In my real life I’m used to hearing the myths that “software shouldn’t change how people work” and “software should adopt to people, not the other way around”.
The reality for every product is an ugly compromise between optimal functionality, costs, and dozens of stakeholders. Only one of those stakeholders is you, the user.
In any case, smart humans, and even groups of humans, are still much more flexible than software. In the medium to long term smart users are much happier if they adopt their workflow to optimal software, rather than use crummy solutions that support current workflow.
This is good by the way; when software becomes more flexible and adaptive than humans we’ll regret it.
So, even though I wrote “I will be buying my iPhone in the next week or so. I approach the date like a condemned man!” I realize that I have no choice but to throw out ten years of Palm/Outlook driven workflow for whatever Apple will choose to support.
No choice but to grind my teeth because the biggest iPhone stakeholder is not me, it’s the movie industry. A movie industry with DRM requirements that have led Apple to lockout the Phone cable connector.
Fair enough, that’s the way the world works. Lowest common denominator Apple iPhone applications and alternatives limited because they can’t sync to the desktop mean I need to look to the iPhone’s one strong point – connectivity and a very good web browser.

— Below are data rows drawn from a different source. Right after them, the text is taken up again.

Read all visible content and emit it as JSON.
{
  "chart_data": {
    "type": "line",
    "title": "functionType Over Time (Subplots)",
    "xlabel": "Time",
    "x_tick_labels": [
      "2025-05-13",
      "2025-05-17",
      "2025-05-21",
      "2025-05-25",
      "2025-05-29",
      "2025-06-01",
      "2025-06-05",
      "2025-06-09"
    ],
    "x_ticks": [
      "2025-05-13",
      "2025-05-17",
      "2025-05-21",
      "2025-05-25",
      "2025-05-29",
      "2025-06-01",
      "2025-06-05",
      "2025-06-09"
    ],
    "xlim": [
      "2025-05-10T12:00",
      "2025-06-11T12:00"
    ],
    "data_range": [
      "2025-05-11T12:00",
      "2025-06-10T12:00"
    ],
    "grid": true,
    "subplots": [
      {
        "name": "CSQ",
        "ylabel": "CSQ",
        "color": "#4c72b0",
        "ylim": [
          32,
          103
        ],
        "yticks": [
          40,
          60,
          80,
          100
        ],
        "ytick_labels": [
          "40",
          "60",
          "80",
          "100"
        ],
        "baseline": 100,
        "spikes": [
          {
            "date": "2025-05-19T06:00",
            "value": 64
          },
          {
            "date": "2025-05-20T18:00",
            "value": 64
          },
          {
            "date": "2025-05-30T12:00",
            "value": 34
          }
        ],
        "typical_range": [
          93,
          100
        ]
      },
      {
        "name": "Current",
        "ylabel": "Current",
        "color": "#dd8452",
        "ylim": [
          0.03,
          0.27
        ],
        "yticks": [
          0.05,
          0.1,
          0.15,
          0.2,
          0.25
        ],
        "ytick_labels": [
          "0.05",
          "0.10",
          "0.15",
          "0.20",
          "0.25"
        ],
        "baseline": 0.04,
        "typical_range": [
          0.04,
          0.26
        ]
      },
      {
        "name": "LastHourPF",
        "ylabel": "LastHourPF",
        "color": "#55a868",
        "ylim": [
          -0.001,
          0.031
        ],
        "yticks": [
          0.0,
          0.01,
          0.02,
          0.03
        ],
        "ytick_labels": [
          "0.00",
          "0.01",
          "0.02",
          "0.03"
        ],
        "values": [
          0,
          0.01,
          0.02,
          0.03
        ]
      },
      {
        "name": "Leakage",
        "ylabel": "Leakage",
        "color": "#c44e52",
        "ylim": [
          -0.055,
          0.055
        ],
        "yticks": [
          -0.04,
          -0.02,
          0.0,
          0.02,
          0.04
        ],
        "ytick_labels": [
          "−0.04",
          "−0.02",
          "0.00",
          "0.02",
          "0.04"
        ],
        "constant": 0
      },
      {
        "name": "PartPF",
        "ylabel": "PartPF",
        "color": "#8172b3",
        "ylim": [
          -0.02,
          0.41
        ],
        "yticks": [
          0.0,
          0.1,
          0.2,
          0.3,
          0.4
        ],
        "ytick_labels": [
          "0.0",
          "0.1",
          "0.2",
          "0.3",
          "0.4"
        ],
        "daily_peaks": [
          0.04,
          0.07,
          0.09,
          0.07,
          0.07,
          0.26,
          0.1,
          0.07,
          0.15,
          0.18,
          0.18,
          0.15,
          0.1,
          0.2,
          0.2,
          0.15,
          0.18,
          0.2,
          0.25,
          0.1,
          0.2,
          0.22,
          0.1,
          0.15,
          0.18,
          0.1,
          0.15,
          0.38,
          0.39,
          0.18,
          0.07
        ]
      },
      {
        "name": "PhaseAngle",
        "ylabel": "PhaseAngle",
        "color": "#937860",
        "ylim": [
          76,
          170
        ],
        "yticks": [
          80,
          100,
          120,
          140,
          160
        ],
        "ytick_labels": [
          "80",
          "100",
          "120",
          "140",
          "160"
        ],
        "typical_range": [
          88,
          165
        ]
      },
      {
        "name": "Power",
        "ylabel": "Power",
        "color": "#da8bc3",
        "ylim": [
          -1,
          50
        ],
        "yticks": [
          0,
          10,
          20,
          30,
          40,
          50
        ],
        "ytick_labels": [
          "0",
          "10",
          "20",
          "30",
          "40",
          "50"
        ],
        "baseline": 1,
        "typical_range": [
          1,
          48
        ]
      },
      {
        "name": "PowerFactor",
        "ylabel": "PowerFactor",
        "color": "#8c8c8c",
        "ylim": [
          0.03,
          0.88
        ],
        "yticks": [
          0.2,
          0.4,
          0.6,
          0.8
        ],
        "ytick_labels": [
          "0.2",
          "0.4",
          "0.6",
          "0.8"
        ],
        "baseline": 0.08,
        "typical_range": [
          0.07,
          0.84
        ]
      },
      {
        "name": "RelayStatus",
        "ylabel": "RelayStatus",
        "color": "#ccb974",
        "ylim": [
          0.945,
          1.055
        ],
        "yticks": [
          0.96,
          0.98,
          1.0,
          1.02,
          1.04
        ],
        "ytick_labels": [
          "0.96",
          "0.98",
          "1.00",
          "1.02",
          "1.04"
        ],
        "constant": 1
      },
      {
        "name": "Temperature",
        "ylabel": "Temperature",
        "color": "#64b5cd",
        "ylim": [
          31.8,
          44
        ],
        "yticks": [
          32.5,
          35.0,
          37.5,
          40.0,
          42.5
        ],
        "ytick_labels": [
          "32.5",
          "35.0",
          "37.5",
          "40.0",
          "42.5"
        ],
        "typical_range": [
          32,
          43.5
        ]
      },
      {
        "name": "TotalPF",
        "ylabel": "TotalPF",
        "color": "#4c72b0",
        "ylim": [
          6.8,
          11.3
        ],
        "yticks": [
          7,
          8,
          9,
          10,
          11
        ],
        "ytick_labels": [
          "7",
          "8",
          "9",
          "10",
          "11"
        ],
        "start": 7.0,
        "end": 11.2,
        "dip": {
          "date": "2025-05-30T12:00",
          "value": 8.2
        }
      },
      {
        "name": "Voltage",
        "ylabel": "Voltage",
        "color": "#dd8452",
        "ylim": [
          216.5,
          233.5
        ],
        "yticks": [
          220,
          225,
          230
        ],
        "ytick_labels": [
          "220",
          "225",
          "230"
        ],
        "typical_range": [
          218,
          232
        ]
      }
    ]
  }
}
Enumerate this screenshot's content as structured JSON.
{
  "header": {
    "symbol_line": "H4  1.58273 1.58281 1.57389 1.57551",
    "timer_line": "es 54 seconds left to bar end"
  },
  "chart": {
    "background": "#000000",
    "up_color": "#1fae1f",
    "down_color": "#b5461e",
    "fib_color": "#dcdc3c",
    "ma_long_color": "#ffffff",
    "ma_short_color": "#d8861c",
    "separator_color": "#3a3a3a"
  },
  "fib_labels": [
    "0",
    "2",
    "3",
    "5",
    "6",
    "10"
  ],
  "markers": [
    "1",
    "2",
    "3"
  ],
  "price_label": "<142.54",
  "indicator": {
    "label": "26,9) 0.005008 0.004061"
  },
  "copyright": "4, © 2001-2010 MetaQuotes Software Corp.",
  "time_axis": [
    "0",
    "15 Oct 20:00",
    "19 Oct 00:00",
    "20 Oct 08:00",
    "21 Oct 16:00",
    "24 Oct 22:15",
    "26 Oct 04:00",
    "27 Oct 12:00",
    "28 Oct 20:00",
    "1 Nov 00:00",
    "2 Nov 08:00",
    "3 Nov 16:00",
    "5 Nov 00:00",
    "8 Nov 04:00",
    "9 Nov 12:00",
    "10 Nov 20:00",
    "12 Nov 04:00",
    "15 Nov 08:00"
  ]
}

Which brings me to the point of this post.
The combination of Apple’s lowest common denominator iPhone native apps (ex. no tasks, no work/home calendar management, no global search ), and the disabling of better alternatives by absent desktop synchronization, is going to drive me to Cloud Computing faster than I’d prefer.
So who owns the Cloud?
Not Apple. Google.
In the long run, despite medium term anguish, shifting to Cloud Computing will probably be an improvement on my current workflow. It will also put me in a very good position to switch to Android if Google is able to deliver a working version sometime in 2010. In the meantime I will save money by buying fewer Macs, since the Cloud will be providing my family’s processing and storage.
So, things will eventually work out for me.
On the other hand, I’m not sure this emergent solution is entirely in Apple’s long-term interests. Does Apple really want to shoot the Mac?
 Both tasks and global search were well supported in the very first PalmPilot I bought around 1997 or so. From the perspective of native applications that I need all the time, the iPhone is large regression from 1997.